[llvm-dev] RFC: Allow readnone and readonly functions to throw exceptions

Mehdi Amini via llvm-dev llvm-dev at lists.llvm.org
Thu Jan 5 10:45:16 PST 2017


> On Jan 5, 2017, at 10:39 AM, Hal Finkel via llvm-dev <llvm-dev at lists.llvm.org> wrote:
> 
> 
> On 01/05/2017 12:17 PM, Reid Kleckner wrote:
>> On Thu, Jan 5, 2017 at 9:19 AM, Hal Finkel via llvm-dev <llvm-dev at lists.llvm.org <mailto:llvm-dev at lists.llvm.org>> wrote:
>> 
>> On 01/05/2017 10:55 AM, Sanjoy Das wrote:
>> Hi Hal,
>> 
>> On Thu, Jan 5, 2017 at 6:12 AM, Hal Finkel <hfinkel at anl.gov <mailto:hfinkel at anl.gov>> wrote:
>> On 01/04/2017 10:35 PM, Sanjoy Das via llvm-dev wrote:
>> I just realized that there's an annoying corner case to this scheme --
>> I can't DSE stores across readnone maythrow function calls because the
>> exception handler could read memory. That is, in:
>> 
>> try {
>>     *a = 10;
>>     call void @readnone_mayunwind_fn();
>>     *a = 20;
>> } catch (...) {
>>     assert(*a == 10);
>> }
>> 
>> I can't DSE the `*a = 10` store.
>> 
>> As far as I can tell, the most restrictive memory attribute for a
>> potentially throwing function is readonly.  "readnone may-unwind" does
>> not make sense.
>> 
>> Why not? I've not followed this thread in detail, but it seems like you're
>> discussing allowing the modeling of EH schemes that don't access accessible
>> memory. In that case, a may-unwind readnone function is just one that makes
>> its decision about if/what to throw based only on its arguments.
>> If the call to @readnone_mayunwind_fn throws and I've DSE'ed the "*a =
>> 10" store, the exception handler will fail the *a == 10 assert (assume
>> *a is not 10 to begin with).  The function call itself is readnone,
>> but its exceptional continuation may read any part of the heap.
>> 
>> This isn't a big deal, but it means that "readnone may-unwind" will
>> effectively have to be treated as "readonly may-unwind" -- I don't see
>> any optimization that would be applicable to one and not the other.
>> Maybe we should just move ahead with that (that readnone may-unwind is
>> allowed, but if you want readnone-like optimizations then you need to
>> also mark it as nounwind)?
>> 
>> Yes, I think that makes sense. The attribute only applies to the function anyway, so what exception handlers might do (which is assumed to be reading/writing any memory that might be available to them) must be reasoned about separately.
>> 
>> I don't think we need or want to do that. The way I see it, readonly implies that the exception handler cannot write memory readable by LLVM. Similarly, readnone should imply that the exception handler does not read memory written by LLVM. Basically, any function that may unwind but also has these attributes asserts that the exception handler is operating outside of memory modeled by LLVM.
> 
> I don't understand why that's desirable, and I think it would severely limit our ability to infer these attributes for functions that unwind. You'd need to prove things -- likely unknowable things -- about the exception handlers in place around every call site of a function in order to mark it readonly, readnone, etc. We'd have the same problem with the attribute parameters. I'm fairly certain we do need and want to separate these concerns. This way we can apply callsite specific reasoning to the potential effects of exception handlers separate from what the function itself might do.

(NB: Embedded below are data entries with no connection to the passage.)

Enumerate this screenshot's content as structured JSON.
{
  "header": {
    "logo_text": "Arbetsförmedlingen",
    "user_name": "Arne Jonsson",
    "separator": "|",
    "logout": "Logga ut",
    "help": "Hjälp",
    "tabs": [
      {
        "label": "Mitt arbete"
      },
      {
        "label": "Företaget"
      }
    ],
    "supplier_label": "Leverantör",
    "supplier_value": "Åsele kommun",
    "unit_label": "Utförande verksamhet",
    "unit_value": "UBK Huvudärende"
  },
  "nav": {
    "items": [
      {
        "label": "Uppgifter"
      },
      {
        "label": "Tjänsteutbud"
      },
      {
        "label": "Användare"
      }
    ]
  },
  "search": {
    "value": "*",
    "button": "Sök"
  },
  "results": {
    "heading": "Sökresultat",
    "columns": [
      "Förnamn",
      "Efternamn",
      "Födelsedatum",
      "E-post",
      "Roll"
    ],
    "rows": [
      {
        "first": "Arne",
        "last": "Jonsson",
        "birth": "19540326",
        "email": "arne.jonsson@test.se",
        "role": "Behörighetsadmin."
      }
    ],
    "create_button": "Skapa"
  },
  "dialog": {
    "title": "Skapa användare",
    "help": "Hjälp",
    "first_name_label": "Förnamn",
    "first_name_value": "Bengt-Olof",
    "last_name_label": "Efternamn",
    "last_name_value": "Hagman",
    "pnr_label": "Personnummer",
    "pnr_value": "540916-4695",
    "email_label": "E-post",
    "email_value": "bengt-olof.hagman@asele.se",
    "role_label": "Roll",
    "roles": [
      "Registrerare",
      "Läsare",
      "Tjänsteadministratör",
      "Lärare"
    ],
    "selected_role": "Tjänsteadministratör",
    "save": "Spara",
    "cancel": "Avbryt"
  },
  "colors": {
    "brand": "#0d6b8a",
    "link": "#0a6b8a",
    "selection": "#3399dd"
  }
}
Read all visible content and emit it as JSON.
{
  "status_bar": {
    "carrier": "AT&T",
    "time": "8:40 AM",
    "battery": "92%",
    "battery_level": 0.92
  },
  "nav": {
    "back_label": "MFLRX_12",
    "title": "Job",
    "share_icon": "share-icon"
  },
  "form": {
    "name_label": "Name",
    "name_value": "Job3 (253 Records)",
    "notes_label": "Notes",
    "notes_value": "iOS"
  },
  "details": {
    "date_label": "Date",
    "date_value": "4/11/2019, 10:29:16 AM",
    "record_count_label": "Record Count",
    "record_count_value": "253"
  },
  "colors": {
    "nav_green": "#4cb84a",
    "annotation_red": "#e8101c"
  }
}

What useful things would you be able to deduce from an “unwind readnone” function under these conditions?


>> I don't think we'll do DSE in your example because the store isn't dead, it's visible along the invoke's unwind edge, and we don't need to change the semantics of readnone to see that.

I’ve been wondering the same thing on Sanjoy’s example.